If you think the "Bush Doctrine" of pre-emptive war has been a good strategy then we are going to have to disagree on that. When you launch a pre-emptive war, you better be right that the other side was going to attack you. Bush was wrong about Iraq, and the "freely elected" government that we shed so much of our blood and treasure to install is much more Islamofascist than Saddam. It's been a disaster.

Obviously if we see that an attack on us is imminent we don't have to wait until it comes to respond, but that is very different from starting a war with someone just because we notice they don't like us and they have or are developing means that could hurt us. If I thought that to be "safe" I had to send armed men into every house on my street where they MIGHT have the intent and means to hurt me then I would be ruled insane. That's the Bush policy. We are garrisoning well over 100 nations. Switzerland garrisons none. Who is safer?

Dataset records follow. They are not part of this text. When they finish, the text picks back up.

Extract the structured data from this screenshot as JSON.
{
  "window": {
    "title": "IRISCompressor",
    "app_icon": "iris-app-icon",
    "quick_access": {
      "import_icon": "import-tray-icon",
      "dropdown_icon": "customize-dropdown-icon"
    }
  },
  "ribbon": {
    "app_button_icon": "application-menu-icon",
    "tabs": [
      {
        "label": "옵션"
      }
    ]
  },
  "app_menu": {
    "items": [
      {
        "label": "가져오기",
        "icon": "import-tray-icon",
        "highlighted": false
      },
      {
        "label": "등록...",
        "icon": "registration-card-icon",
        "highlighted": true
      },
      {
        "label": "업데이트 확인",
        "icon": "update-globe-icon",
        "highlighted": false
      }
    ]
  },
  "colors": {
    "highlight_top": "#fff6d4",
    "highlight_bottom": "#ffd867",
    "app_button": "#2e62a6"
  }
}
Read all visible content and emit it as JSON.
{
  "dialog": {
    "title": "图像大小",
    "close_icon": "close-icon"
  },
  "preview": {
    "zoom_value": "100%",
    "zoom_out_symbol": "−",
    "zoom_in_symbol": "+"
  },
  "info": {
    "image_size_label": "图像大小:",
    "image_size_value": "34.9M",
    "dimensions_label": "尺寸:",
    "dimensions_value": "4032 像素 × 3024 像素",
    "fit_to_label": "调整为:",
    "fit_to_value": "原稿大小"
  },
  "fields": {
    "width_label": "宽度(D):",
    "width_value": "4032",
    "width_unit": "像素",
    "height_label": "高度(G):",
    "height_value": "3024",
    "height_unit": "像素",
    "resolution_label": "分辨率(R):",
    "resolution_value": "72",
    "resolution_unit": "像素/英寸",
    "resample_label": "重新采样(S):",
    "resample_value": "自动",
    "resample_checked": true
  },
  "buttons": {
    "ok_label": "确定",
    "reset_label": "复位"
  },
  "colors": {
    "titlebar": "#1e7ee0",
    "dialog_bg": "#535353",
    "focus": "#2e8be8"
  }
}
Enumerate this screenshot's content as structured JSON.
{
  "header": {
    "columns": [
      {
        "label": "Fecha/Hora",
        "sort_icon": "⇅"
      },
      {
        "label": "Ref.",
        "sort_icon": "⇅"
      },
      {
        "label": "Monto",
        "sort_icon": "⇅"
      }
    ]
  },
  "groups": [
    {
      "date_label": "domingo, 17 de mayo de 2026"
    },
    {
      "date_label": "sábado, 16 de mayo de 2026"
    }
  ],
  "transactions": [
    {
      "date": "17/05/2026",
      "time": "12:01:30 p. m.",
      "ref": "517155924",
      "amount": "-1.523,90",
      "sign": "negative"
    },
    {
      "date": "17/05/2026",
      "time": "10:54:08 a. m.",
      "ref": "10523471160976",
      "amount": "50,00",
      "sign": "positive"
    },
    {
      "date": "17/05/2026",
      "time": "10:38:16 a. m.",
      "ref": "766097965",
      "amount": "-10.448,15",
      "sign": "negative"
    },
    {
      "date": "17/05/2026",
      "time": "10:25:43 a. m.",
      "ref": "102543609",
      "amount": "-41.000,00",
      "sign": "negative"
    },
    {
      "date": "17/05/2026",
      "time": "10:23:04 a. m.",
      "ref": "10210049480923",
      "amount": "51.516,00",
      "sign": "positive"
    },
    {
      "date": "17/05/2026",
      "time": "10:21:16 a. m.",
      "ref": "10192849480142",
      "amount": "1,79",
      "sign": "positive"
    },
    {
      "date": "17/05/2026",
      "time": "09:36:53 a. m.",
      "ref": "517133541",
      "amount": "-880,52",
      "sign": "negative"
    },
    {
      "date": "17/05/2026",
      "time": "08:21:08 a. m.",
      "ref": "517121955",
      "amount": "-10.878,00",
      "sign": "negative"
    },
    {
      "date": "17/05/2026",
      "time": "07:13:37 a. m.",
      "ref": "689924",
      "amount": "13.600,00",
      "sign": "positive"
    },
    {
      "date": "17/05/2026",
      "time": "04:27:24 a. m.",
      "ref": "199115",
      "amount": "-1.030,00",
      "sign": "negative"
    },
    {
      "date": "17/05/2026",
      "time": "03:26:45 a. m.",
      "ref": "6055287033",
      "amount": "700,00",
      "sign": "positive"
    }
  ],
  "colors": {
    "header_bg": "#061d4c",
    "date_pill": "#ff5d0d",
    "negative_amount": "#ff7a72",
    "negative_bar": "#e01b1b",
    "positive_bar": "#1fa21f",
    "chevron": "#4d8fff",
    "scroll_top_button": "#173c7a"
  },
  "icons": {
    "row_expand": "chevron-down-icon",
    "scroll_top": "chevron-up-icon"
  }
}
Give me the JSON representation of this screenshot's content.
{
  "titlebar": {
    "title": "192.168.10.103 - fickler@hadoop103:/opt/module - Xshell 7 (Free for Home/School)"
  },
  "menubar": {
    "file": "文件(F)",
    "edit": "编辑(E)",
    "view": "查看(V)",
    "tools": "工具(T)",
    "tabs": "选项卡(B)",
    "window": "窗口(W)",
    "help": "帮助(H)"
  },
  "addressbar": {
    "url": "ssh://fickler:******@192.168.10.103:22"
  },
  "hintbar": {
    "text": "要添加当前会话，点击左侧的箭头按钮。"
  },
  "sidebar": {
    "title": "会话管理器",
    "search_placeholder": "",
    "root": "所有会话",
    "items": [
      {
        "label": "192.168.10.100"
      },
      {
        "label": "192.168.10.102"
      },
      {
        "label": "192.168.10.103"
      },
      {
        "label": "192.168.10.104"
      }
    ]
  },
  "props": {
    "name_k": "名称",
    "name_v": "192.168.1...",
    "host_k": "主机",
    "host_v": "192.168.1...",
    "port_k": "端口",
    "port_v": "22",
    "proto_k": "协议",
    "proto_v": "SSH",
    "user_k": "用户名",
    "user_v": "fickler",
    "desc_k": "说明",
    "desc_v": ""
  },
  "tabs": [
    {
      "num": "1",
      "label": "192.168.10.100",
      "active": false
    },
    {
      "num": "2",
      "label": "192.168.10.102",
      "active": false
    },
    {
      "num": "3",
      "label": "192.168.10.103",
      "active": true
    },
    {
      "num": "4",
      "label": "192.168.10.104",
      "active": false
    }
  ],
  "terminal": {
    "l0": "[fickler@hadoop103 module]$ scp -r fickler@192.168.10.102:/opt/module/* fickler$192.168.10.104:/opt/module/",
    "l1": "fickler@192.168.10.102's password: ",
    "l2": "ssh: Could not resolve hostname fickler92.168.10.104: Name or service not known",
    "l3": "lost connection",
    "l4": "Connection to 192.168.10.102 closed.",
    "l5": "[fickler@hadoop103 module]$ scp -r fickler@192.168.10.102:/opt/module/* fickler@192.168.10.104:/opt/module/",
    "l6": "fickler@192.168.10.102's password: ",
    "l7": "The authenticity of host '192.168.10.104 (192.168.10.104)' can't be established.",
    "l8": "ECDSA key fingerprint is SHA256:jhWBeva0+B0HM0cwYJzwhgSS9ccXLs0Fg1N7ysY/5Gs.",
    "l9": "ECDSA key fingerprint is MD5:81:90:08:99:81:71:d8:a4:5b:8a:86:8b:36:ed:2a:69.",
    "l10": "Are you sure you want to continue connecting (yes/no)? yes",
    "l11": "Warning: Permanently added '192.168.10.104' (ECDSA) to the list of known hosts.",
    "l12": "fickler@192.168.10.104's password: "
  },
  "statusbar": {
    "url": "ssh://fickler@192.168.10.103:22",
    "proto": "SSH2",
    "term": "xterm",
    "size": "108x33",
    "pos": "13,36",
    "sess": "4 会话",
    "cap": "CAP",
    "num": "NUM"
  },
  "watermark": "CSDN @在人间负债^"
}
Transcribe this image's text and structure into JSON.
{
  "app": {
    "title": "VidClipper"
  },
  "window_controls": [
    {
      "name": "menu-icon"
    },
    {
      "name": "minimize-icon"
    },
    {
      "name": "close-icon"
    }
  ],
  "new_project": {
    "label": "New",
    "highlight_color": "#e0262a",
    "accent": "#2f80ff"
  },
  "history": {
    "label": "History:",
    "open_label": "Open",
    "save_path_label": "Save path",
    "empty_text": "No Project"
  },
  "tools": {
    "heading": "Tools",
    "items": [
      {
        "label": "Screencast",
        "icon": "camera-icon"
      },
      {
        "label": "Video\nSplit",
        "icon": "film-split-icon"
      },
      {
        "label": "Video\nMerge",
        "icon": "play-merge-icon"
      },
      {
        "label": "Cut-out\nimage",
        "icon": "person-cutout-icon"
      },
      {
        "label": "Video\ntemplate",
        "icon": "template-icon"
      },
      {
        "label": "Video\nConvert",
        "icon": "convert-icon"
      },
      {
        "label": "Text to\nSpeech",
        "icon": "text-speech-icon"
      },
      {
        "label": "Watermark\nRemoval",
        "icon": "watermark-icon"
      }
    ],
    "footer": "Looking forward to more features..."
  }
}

Einstein once said that everything should be as simple as possible, but no more so. "Killing us before we kill them", is simpler than possible. You recall that we won over the last ideology with global pretensions without firing a shot at the Soviet Union.

The Islamofascists are brutal, violent men who will perpetrate barbarities on whoever is around them, especially rival islamofascists. The Arabs have a proverb, "me against my brother, I and my brother against my cousin, I, my brother and my cousin against the world". The proverb is a reflection of the original prophesy concerning Ismael "His hand shall be against every man's and every man's hand shall be against him".

If we were not in the middle trying to play referee, they would go back to killing each other off (as they have done for hundreds if not thousands of years) and save us the trouble.

Our other "options" include killing one billion people created in the image of God or sorting through them to find the 15% that are radical and taking lots of losses in the process. Those options are not really options anyway. Even if we steeled ourselves into that kind of sociopathic society, we lack the means. The ChiComs barely loaned us enough money to screw up in Iraq, I don't think they are going to loan us the trillions required for a global war against Islam.